Spark queries begin with a logical plan, which represents the query as a high-level directed acyclic graph (DAG) of transformations (e.g., map, filter, groupBy). This plan describes what the query needs to compute but not how it will be executed. The Catalyst optimizer rewrites the logical plan to apply performance-enhancing optimizations, such as:

  • Predicate Pushdown: Reducing the amount of data processed by pushing filters closer to the data source.
  • Column Pruning: Selecting only the columns required by the query.

Physical Plan

After optimization, the logical plan is translated into one or more candidate physical plans that define how the query will be executed. A cost model evaluates these plans to select the one with the lowest execution cost. With adaptive query optimization (AQO), Spark refines the physical plan during execution by collecting runtime statistics (e.g., cardinality, partition sizes) to adjust operations dynamically and improve efficiency.

Query Stages and Distribution

Query Stages

The physical plan is divided into query stages, which are independent units of execution. These stages are separated by shuffle boundaries, points where data must be reorganized (e.g., for groupBy or join operations). Each stage can execute in parallel and represents a contiguous set of transformations that do not require inter-stage communication.

Task Distribution

Within a query stage, the data is partitioned, and each partition is processed by a separate task. A task is the smallest unit of execution in Spark and corresponds to one partition of a physical plan node (e.g., map, reduce). The Spark driver coordinates execution by assigning tasks to worker nodes (executors), which process the data in parallel.

Inter-Stage Communication

Shuffling and Results

When one stage depends on the results of another (e.g., after a shuffle boundary), intermediate results are materialized as partitioned data stored in memory or disk (e.g., shuffle files).
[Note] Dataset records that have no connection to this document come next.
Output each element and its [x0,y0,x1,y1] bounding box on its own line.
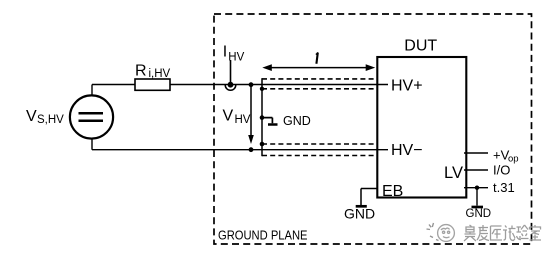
svg-text:V: V [26,108,37,125]
svg-text:S,HV: S,HV [37,114,64,126]
svg-text:i,HV: i,HV [149,68,171,80]
svg-text:GND: GND [283,114,311,128]
svg-text:HV+: HV+ [391,77,423,94]
svg-text:DUT: DUT [404,38,437,55]
svg-text:EB: EB [382,183,403,200]
svg-text:I/O: I/O [493,163,510,178]
svg-text:GND: GND [466,208,492,220]
svg-text:HV: HV [228,52,244,64]
svg-text:t.31: t.31 [493,180,515,195]
svg-text:HV: HV [235,114,251,126]
svg-text:I: I [223,44,227,61]
svg-text:GROUND PLANE: GROUND PLANE [218,228,308,243]
svg-text:LV: LV [444,164,463,182]
svg-text:V: V [223,107,234,124]
svg-text:HV−: HV− [391,142,423,159]
svg-text:R: R [135,63,147,80]
svg-text:GND: GND [344,206,375,222]
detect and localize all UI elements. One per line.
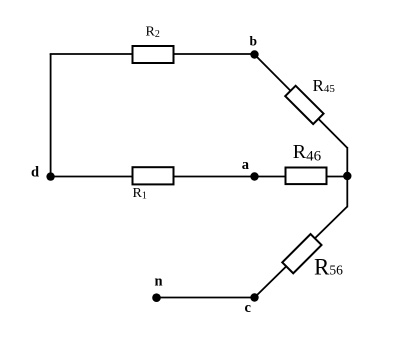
wire d to R1: [51, 176, 133, 178]
junction node right: [343, 172, 351, 180]
node b: [250, 50, 258, 58]
node c: [250, 293, 258, 301]
wire diagonal right vertical to node c: [255, 207, 348, 298]
wire R46 to junction: [326, 176, 347, 178]
resistor R1: [133, 167, 174, 184]
wire diagonal node b to right vertical: [255, 55, 348, 148]
resistor R45: [285, 86, 323, 124]
svg-text:n: n: [155, 274, 163, 290]
svg-text:d: d: [31, 165, 39, 181]
wire n to c bottom horizontal: [157, 297, 255, 299]
svg-text:c: c: [245, 300, 252, 316]
svg-text:a: a: [242, 157, 250, 173]
wire R2 to node b: [173, 53, 255, 55]
node d: [46, 172, 54, 180]
node a: [250, 172, 258, 180]
wire node a to R46: [255, 176, 287, 178]
wire R1 to node a: [173, 176, 255, 178]
wire d vertical left: [50, 54, 52, 177]
svg-text:b: b: [250, 33, 258, 48]
resistor R56: [282, 234, 321, 273]
resistor R46: [286, 168, 327, 185]
wire right vertical segment: [346, 147, 348, 207]
resistor R2: [133, 46, 174, 63]
wire top horizontal d-corner to R2: [50, 53, 133, 55]
node n: [152, 293, 161, 302]
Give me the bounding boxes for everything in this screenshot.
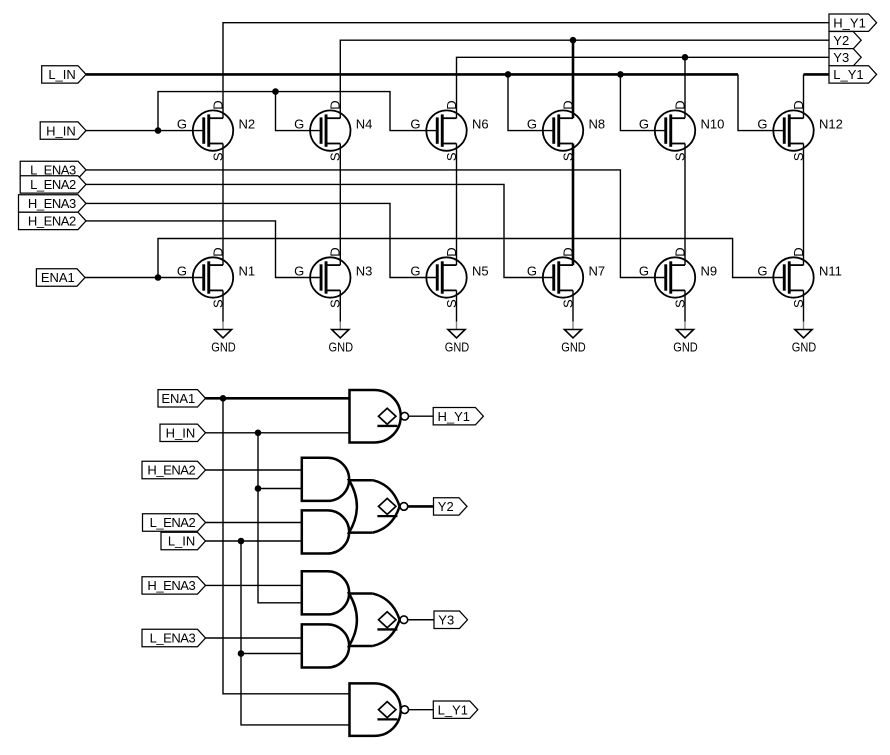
svg-text:L_IN: L_IN bbox=[48, 67, 75, 82]
hierarchical label L_Y1 (logic out) bbox=[433, 701, 478, 718]
ground bbox=[445, 322, 470, 355]
svg-text:S: S bbox=[791, 152, 806, 161]
wire L_IN to N10 gate bbox=[620, 74, 666, 130]
transistor N6 bbox=[410, 100, 488, 161]
wire N4 source to N3 drain bbox=[339, 144, 341, 266]
wire H_ENA3 to N5 gate bbox=[86, 203, 438, 277]
junction ENA1 branch bbox=[155, 274, 162, 281]
svg-text:GND: GND bbox=[211, 340, 236, 355]
junction L_IN to N10 bbox=[617, 71, 624, 78]
and gate Y2 lower bbox=[302, 510, 349, 553]
svg-text:H_ENA2: H_ENA2 bbox=[147, 463, 195, 478]
svg-text:Y3: Y3 bbox=[438, 612, 454, 627]
wire H_IN to N2 gate bbox=[86, 130, 205, 132]
wire H_IN riser to AND3 input bbox=[258, 433, 302, 603]
svg-text:D: D bbox=[791, 247, 806, 256]
svg-text:L_Y1: L_Y1 bbox=[833, 67, 863, 82]
hierarchical label H_Y1 (logic out) bbox=[433, 408, 483, 425]
wire H_ENA2 to N3 gate bbox=[86, 221, 322, 278]
svg-text:N11: N11 bbox=[819, 264, 842, 279]
or gate Y2 output (open-drain) bbox=[349, 480, 408, 532]
svg-text:S: S bbox=[328, 299, 343, 308]
wire L_ENA3 to AND4 input bbox=[206, 637, 302, 639]
ground bbox=[673, 322, 698, 355]
and gate Y2 upper bbox=[302, 458, 349, 501]
wire N8 source to N7 drain bbox=[572, 144, 575, 266]
svg-text:G: G bbox=[527, 117, 537, 132]
wire ENA1 to NAND A input bbox=[206, 397, 350, 400]
wire ENA1 to N11 gate bbox=[158, 239, 784, 278]
svg-text:D: D bbox=[444, 100, 459, 109]
wire H_Y1 net from N2 drain bbox=[223, 23, 829, 119]
svg-text:Y2: Y2 bbox=[438, 499, 454, 514]
junction H_IN to AND1 bbox=[255, 485, 262, 492]
hierarchical label H_ENA3 (logic) bbox=[142, 577, 206, 594]
or gate Y3 output (open-drain) bbox=[349, 594, 408, 646]
transistor N4 bbox=[294, 100, 372, 161]
svg-text:S: S bbox=[210, 152, 225, 161]
wire L_IN to N12 gate bbox=[738, 74, 784, 130]
hierarchical label H_IN bbox=[40, 122, 86, 139]
ground bbox=[329, 322, 354, 355]
svg-text:G: G bbox=[177, 264, 187, 279]
wire N3 source to GND bbox=[339, 290, 341, 321]
svg-text:N10: N10 bbox=[701, 117, 725, 132]
transistor N8 bbox=[527, 100, 605, 161]
svg-text:G: G bbox=[410, 264, 420, 279]
wire OR2 output to Y3 bbox=[408, 619, 434, 621]
transistor N10 bbox=[639, 100, 724, 161]
ground bbox=[561, 322, 586, 355]
svg-text:L_ENA2: L_ENA2 bbox=[150, 515, 196, 530]
svg-text:S: S bbox=[444, 152, 459, 161]
junction H_IN to N4 bbox=[272, 88, 279, 95]
nand gate H_Y1 (open-drain) bbox=[350, 390, 409, 443]
hierarchical label Y2 bbox=[829, 32, 861, 49]
ground bbox=[211, 322, 236, 355]
transistor N7 bbox=[527, 247, 605, 308]
transistor N5 bbox=[410, 247, 488, 308]
hierarchical label L_IN bbox=[42, 66, 86, 83]
wire H_IN to N4 gate bbox=[276, 92, 323, 131]
wire NAND2 output to L_Y1 bbox=[408, 709, 433, 711]
svg-text:S: S bbox=[672, 299, 687, 308]
svg-text:GND: GND bbox=[792, 340, 817, 355]
hierarchical label ENA1 (logic) bbox=[158, 390, 206, 407]
wire N1 source to GND bbox=[222, 290, 224, 321]
junction ENA1 riser bbox=[220, 395, 227, 402]
svg-text:G: G bbox=[294, 117, 304, 132]
svg-text:ENA1: ENA1 bbox=[41, 270, 75, 285]
transistor N1 bbox=[177, 247, 255, 308]
svg-text:S: S bbox=[672, 152, 687, 161]
svg-text:GND: GND bbox=[561, 340, 586, 355]
svg-text:S: S bbox=[328, 152, 343, 161]
svg-text:L_Y1: L_Y1 bbox=[438, 702, 468, 717]
svg-text:H_ENA3: H_ENA3 bbox=[28, 196, 76, 211]
svg-text:D: D bbox=[210, 247, 225, 256]
transistor N9 bbox=[639, 247, 717, 308]
wire L_Y1 segment bbox=[804, 73, 830, 76]
junction N8 drain on Y2 bbox=[570, 37, 577, 44]
wire Y3 net from N6 drain bbox=[457, 57, 830, 118]
wire L_ENA2 to N7 gate bbox=[86, 184, 555, 277]
svg-text:D: D bbox=[791, 100, 806, 109]
hierarchical label L_ENA3 bbox=[20, 161, 86, 178]
hierarchical label L_ENA2 (logic) bbox=[143, 514, 206, 531]
hierarchical label Y3 (logic out) bbox=[434, 611, 468, 628]
wire N10 drain riser bbox=[684, 57, 686, 118]
svg-text:N9: N9 bbox=[701, 264, 718, 279]
wire N2 source to N1 drain bbox=[222, 144, 224, 266]
svg-text:D: D bbox=[672, 247, 687, 256]
svg-text:S: S bbox=[210, 299, 225, 308]
wire N8 drain riser bbox=[572, 40, 575, 118]
ground bbox=[792, 322, 817, 355]
junction H_IN branch bbox=[155, 127, 162, 134]
svg-text:D: D bbox=[210, 100, 225, 109]
wire N5 source to GND bbox=[456, 290, 458, 321]
svg-text:N8: N8 bbox=[589, 117, 606, 132]
svg-text:N4: N4 bbox=[356, 117, 373, 132]
wire H_IN branch to AND1 input bbox=[258, 488, 302, 490]
svg-text:Y3: Y3 bbox=[833, 50, 849, 65]
svg-text:N1: N1 bbox=[239, 264, 256, 279]
wire H_IN to NAND A input B bbox=[206, 432, 350, 434]
svg-text:H_Y1: H_Y1 bbox=[438, 409, 471, 424]
junction L_IN to N8 bbox=[505, 71, 512, 78]
svg-text:N6: N6 bbox=[472, 117, 489, 132]
svg-text:N12: N12 bbox=[819, 117, 843, 132]
hierarchical label H_ENA2 (logic) bbox=[142, 461, 206, 478]
svg-text:H_ENA2: H_ENA2 bbox=[28, 214, 76, 229]
wire L_IN branch to AND4 input bbox=[241, 653, 302, 655]
wire Y2 net from N4 drain bbox=[340, 40, 829, 118]
and gate Y3 upper bbox=[302, 571, 349, 614]
svg-text:L_ENA2: L_ENA2 bbox=[30, 177, 76, 192]
svg-text:N7: N7 bbox=[589, 264, 606, 279]
svg-text:G: G bbox=[639, 117, 649, 132]
svg-text:N3: N3 bbox=[356, 264, 373, 279]
svg-text:S: S bbox=[560, 152, 575, 161]
svg-text:G: G bbox=[410, 117, 420, 132]
wire N10 source to N9 drain bbox=[684, 144, 686, 266]
hierarchical label H_IN (logic) bbox=[160, 424, 206, 441]
junction H_IN riser bbox=[255, 430, 262, 437]
svg-text:G: G bbox=[757, 264, 767, 279]
hierarchical label L_ENA2 bbox=[20, 176, 86, 193]
transistor N12 bbox=[757, 100, 842, 161]
wire N9 source to GND bbox=[684, 290, 686, 321]
svg-text:H_IN: H_IN bbox=[166, 426, 196, 441]
svg-text:D: D bbox=[672, 100, 687, 109]
svg-text:S: S bbox=[444, 299, 459, 308]
junction N10 drain on Y3 bbox=[682, 54, 689, 61]
wire L_IN to AND2 input bbox=[206, 540, 302, 542]
wire L_IN bus bbox=[86, 73, 738, 76]
hierarchical label H_Y1 bbox=[829, 14, 877, 31]
wire L_ENA3 to N9 gate bbox=[86, 170, 667, 278]
svg-text:S: S bbox=[791, 299, 806, 308]
svg-text:G: G bbox=[294, 264, 304, 279]
wire N12 source to N11 drain bbox=[803, 144, 805, 266]
wire N7 source to GND bbox=[572, 290, 574, 321]
wire L_ENA2 to AND2 input bbox=[206, 522, 302, 524]
wire H_ENA3 to AND3 input bbox=[206, 584, 302, 586]
hierarchical label H_ENA3 bbox=[19, 195, 87, 212]
wire NAND1 output to H_Y1 bbox=[408, 415, 433, 417]
wire H_IN chain to N6 gate bbox=[158, 92, 438, 131]
wire L_IN to N8 gate bbox=[508, 74, 555, 130]
svg-text:Y2: Y2 bbox=[833, 33, 849, 48]
hierarchical label Y3 bbox=[829, 49, 861, 66]
svg-text:G: G bbox=[639, 264, 649, 279]
svg-text:G: G bbox=[177, 117, 187, 132]
wire OR1 output to Y2 bbox=[408, 505, 434, 508]
wire L_IN riser to NAND2 input bbox=[241, 541, 350, 725]
svg-text:H_IN: H_IN bbox=[46, 123, 76, 138]
svg-text:N2: N2 bbox=[239, 117, 256, 132]
nand gate L_Y1 (open-drain) bbox=[350, 683, 409, 736]
hierarchical label ENA1 bbox=[36, 269, 85, 286]
junction L_IN to AND4 bbox=[238, 650, 245, 657]
wire N6 source to N5 drain bbox=[456, 144, 458, 266]
svg-text:S: S bbox=[560, 299, 575, 308]
svg-text:N5: N5 bbox=[472, 264, 489, 279]
transistor N3 bbox=[294, 247, 372, 308]
svg-text:G: G bbox=[757, 117, 767, 132]
wire N11 source to GND bbox=[803, 290, 805, 321]
svg-text:GND: GND bbox=[445, 340, 470, 355]
hierarchical label H_ENA2 bbox=[19, 212, 87, 229]
svg-text:D: D bbox=[444, 247, 459, 256]
hierarchical label L_ENA3 (logic) bbox=[142, 629, 206, 646]
svg-text:GND: GND bbox=[673, 340, 698, 355]
svg-text:H_ENA3: H_ENA3 bbox=[147, 578, 195, 593]
wire L_Y1 to N12 drain bbox=[803, 74, 805, 118]
svg-text:L_ENA3: L_ENA3 bbox=[150, 631, 196, 646]
svg-text:D: D bbox=[328, 100, 343, 109]
transistor N2 bbox=[177, 100, 255, 161]
hierarchical label L_IN (logic) bbox=[161, 532, 206, 549]
wire ENA1 to N1 gate bbox=[85, 277, 205, 279]
transistor N11 bbox=[757, 247, 842, 308]
wire H_ENA2 to AND1 input bbox=[206, 469, 302, 471]
svg-text:D: D bbox=[328, 247, 343, 256]
svg-text:L_IN: L_IN bbox=[168, 534, 195, 549]
svg-text:D: D bbox=[560, 247, 575, 256]
hierarchical label L_Y1 bbox=[829, 66, 877, 83]
svg-text:G: G bbox=[527, 264, 537, 279]
svg-text:D: D bbox=[560, 100, 575, 109]
svg-text:GND: GND bbox=[329, 340, 354, 355]
hierarchical label Y2 (logic out) bbox=[434, 498, 468, 515]
svg-text:H_Y1: H_Y1 bbox=[833, 15, 866, 30]
and gate Y3 lower bbox=[302, 624, 349, 667]
svg-text:ENA1: ENA1 bbox=[161, 391, 195, 406]
junction L_IN riser bbox=[238, 538, 245, 545]
wire ENA1 riser to NAND2 input bbox=[223, 398, 350, 694]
Shuffling redistributes data across workers to align partitions for the next stage’s computations, ensuring correctness in operations like joins and aggregations.

Stateful Transformations

Batch Mode

Stateful transformations in batch mode (e.g., groupByKey, reduceByKey) require accumulating intermediate results for the same key. During execution:

  • Intermediate results are materialized in shuffle files to ensure they are accessible across query stages.
  • The state itself is ephemeral, existing only during the execution of the query.

Streaming Mode

In streaming mode, state persists across micro-batches to support incremental computation. For stateful transformations (e.g., windowed aggregations):

  • State is stored in an external state store (e.g., RocksDB, HDFS, S3).
  • Tasks interact with the state store using Spark’s StateStore API to:
    1. Read state (e.g., partial aggregates or window buffers).
    2. Update state with records from the current micro-batch.
    3. Persist updated state back to the state store for fault tolerance. Tasks themselves remain stateless, delegating state management to the execution engine, which ensures consistency and durability through the state store.